Aller au contenu

Le Cœur de pierre (Aimard)/10

La bibliothèque libre.
Roy & Geffroy (p. 263-272).


X

LE CAMP DES PEAUX-ROUGES


Grâce aux soins empressés de don Pedro et de sa fille, don Estevan n’avait pas tardé à revenir à la santé.

Son premier soin avait été de révéler à l’haciendero, ainsi qu’il en avait fait la menace à don Torribio, le nom de l’homme qui l’avait si lâchement attaqué et entre les mains duquel don Fernando était tombé.

De ce moment, don Torribio avait été perdu dans l’esprit de don Pedro et de sa fille.

Après ce commencement de vengeance, le mayordomo s’était mis en campagne afin d’apprendre des nouvelles de son ami ; le hasard lui avait été favorable en lui faisant rencontrer el Zapote. Le digne et consciencieux vaquero était alors dans les meilleures dispositions pour donner tous les renseignements qu’on lui demanderait, ayant été le matin même, par suite d’une veine funeste qui s’était acharnée sur lui, complètement décavé au monte et laissé sans un ochavo. Au moyen de quelques onces adroitement données, le mayordomo parvint à apprendre dans les plus grands détails tout ce qui s’était passé et le lieu dans lequel était caché don Fernando.

Aussitôt qu’il eut appris ce qu’il désirait savoir, don Estevan se hâta de laisser là le vaquero et de retourner à l’hacienda.

Doña Hermosa n’était pas une femme ordinaire : elle était douée d’une grande énergie ; de plus, elle aimait don Fernando : elle résolut de le délivrer, mais elle garda le silence, craignant d’inquiéter son père ; seulement elle manifesta le désir d’aller passer un jour ou deux à l’hacienda de las Norias, ce à quoi consentit facilement don Pedro, à la condition qu’elle prendrait avec elle une escorte nombreuse de peones résolus et bien armés.

Au lieu de se rendre à l’hacienda, la jeune fille était venue au présidio, dans lequel elle était parvenue à s’introduire sans être aperçue par les Indiens.

Une fois dans le pueblo, elle avait révélé son projet à don Estevan.

Celui-ci fut effrayé du sang-froid avec lequel la jeune fille lui détailla le plan qu’elle avait conçu, plan dans lequel non seulement elle, mais encore la mère du mayordomo, devait jouer un rôle.

Tous les efforts que tenta le jeune homme pour la faire renoncer à son projet furent inutiles ; bon gré mal gré il fallut qu’il lui obéit.

Lorsque la barque qui emportait don Fernando eut disparu, don Estevan se tourna vers doña Hermosa.

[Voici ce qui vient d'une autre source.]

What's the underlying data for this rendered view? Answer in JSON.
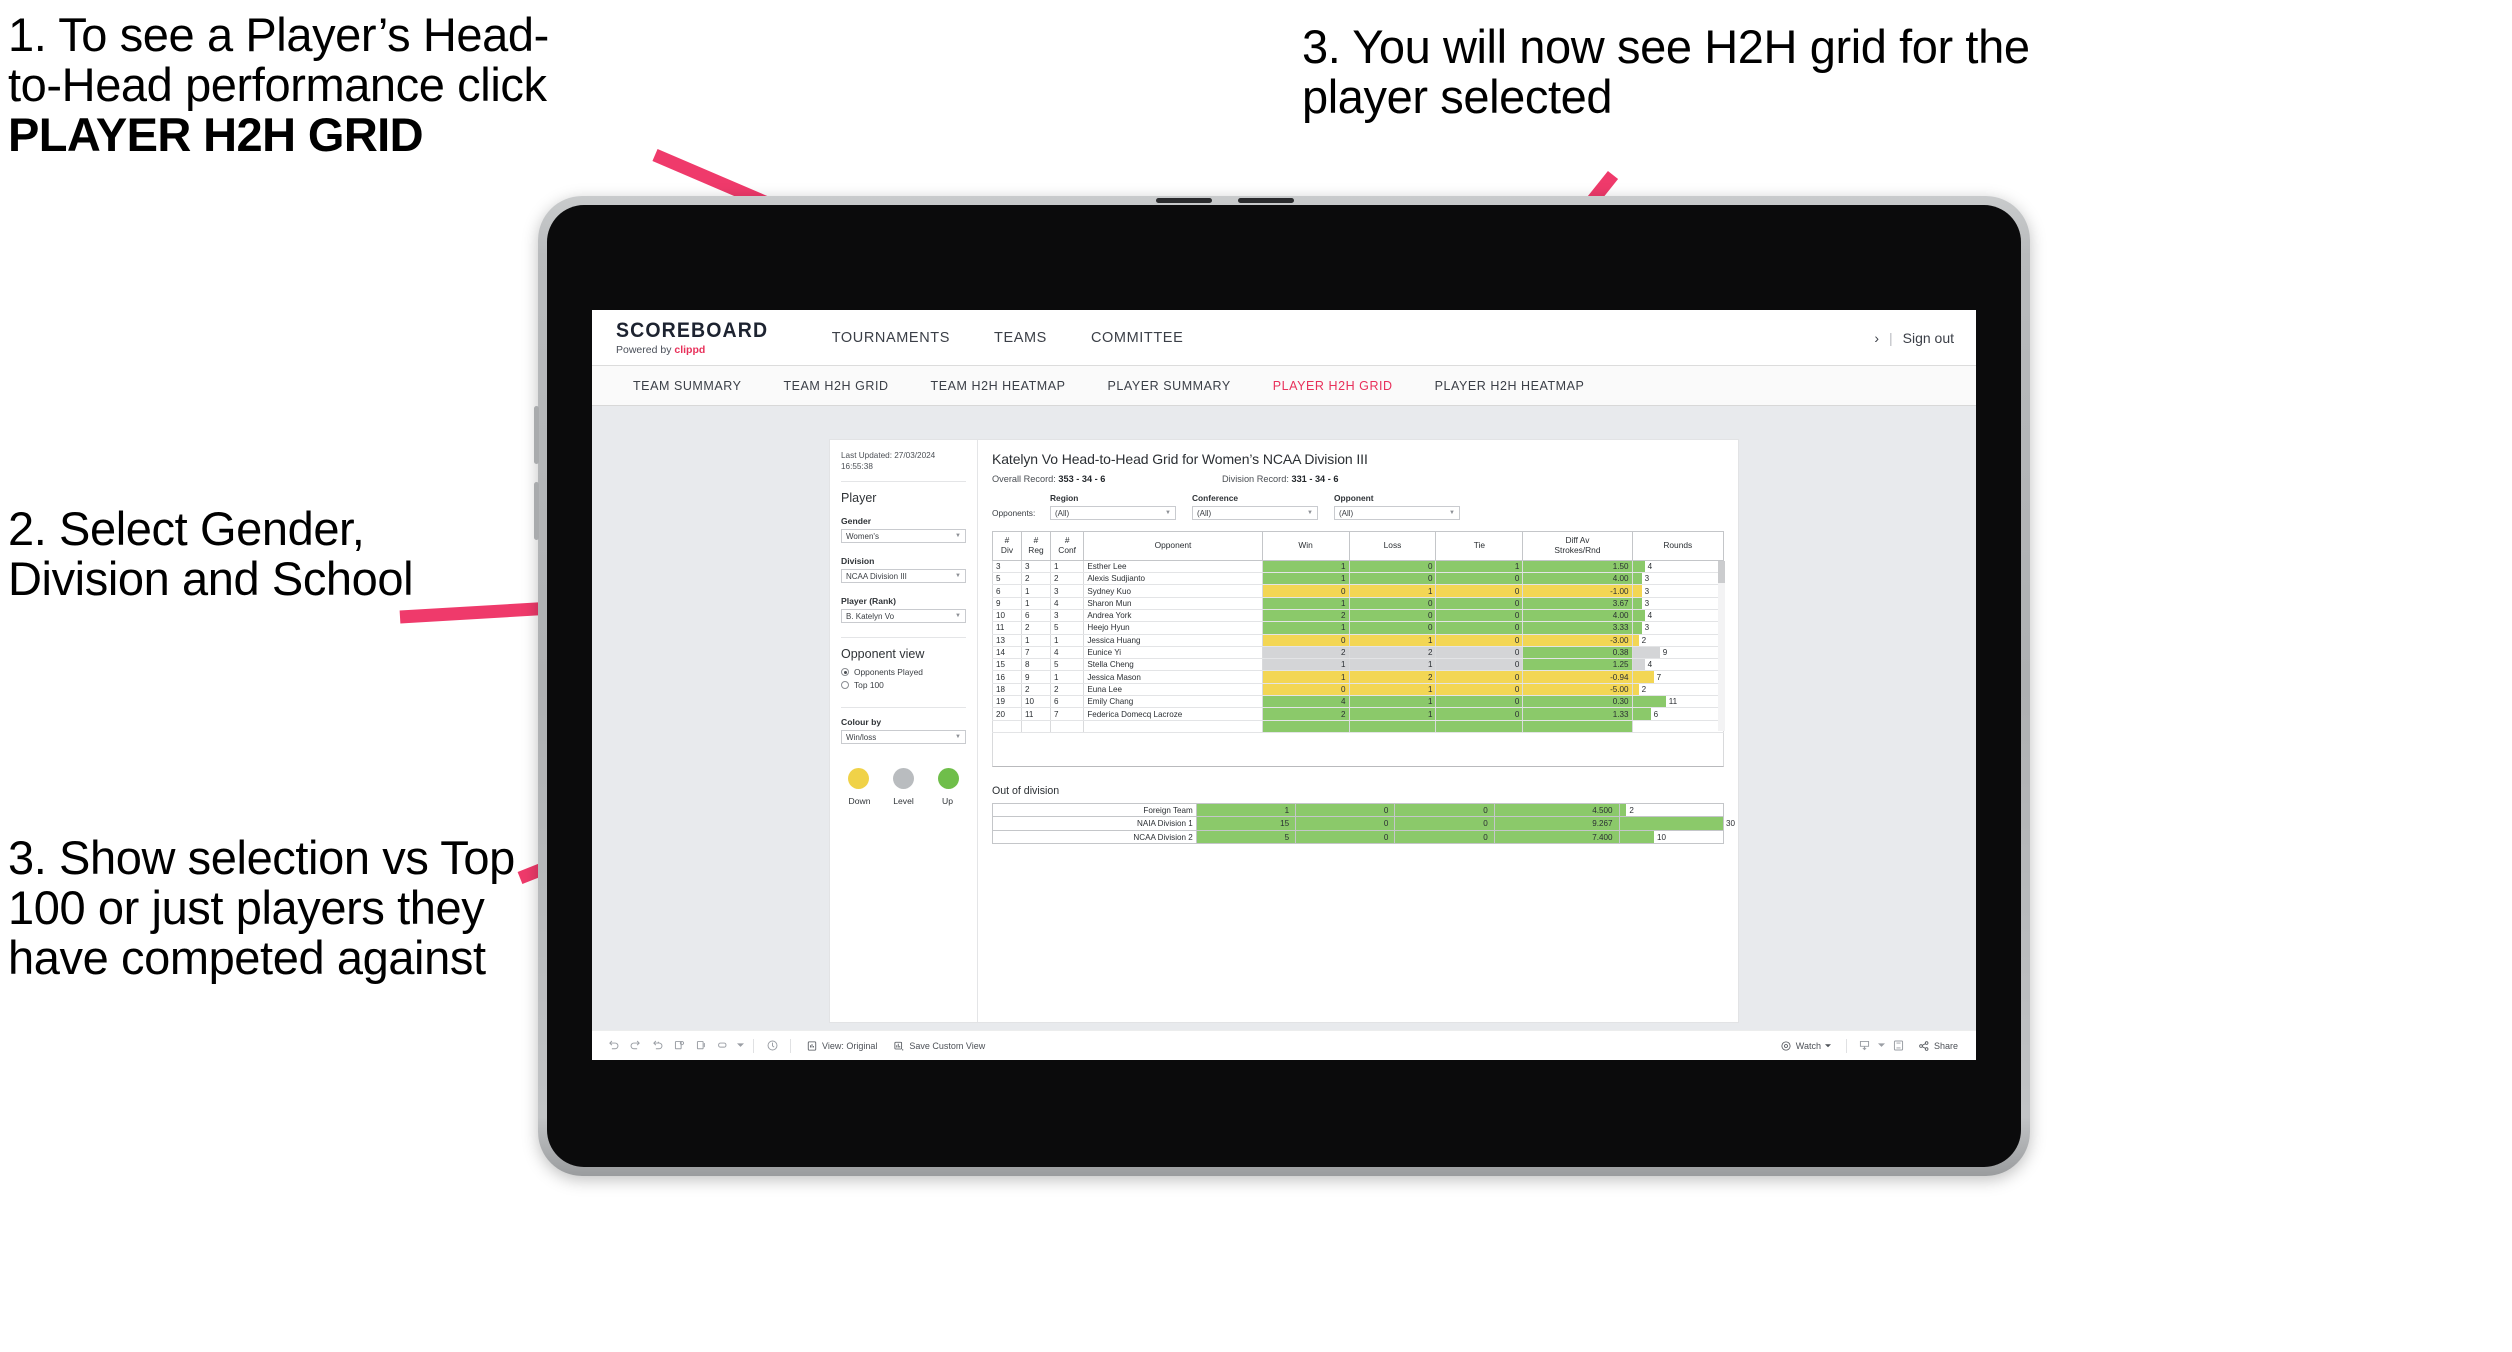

— Et maintenant, lui dit-il, señorita, que voulez-vous faire ?

— Maintenant, répondit-elle d’une voix brève, je veux m’introduire dans le camp des Apaches et voir don Torribio.

Le mayordomo ne put s’empêcher de tressaillir.

— C’est le déshonneur et la mort qui vous y attendent ! dit-il d’une voix sourde.

— Non, reprit-elle résolument, c’est la vengeance !

— Vous le voulez ?

— Je l’exige.

— Très bien, dit-il, je vous obéirai. Allez vous habiller, je vous conduirai moi-même au camp des Indiens.

Les trois personnes retournèrent à la maison de don Pedro, où elles logeaient, sans échanger une parole.

La nuit était complètement venue. Les rues étaient désertes. Un silence de mort pesait sur la ville, illuminée par les sinistres lueurs du vieux présidio, que depuis deux jours les Indiens brûlaient, après l’avoir livré au pillage, et dont on voyait les diaboliques silhouettes se dessiner au milieu des ruines et des décombres.


Les trois personnages marchaient d’un pas ferme au milieu des décombres.

Arrivé à la maison, Estevan s’arrêta dans la cour.

— Réfléchissez à ce que vous allez faire, señorita, dit-il : à quoi bon vous venger ? celui que vous préférez n’est-il pas en sûreté à présent ?

— Oui, mais il a failli être tué ; ce qui a manqué une première fois peut réussir une seconde. Don Torribio m’a frappé dans mes plus chères affections, ma résolution est prise, il saura ce qu’est la vengeance d’une femme.

— Rien ne pourra vous faire changer de résolution ?

— Rien, dit-elle d’une voix ferme.

— Allez donc vous préparer, señorita, je vous attends ici.

Les deux femmes entrèrent dans la maison tandis qu’Estevan s’asseyait pensif sur une des marches du perron.

Son attente ne fut pas longue. Au bout de dix minutes les deux femmes sortirent.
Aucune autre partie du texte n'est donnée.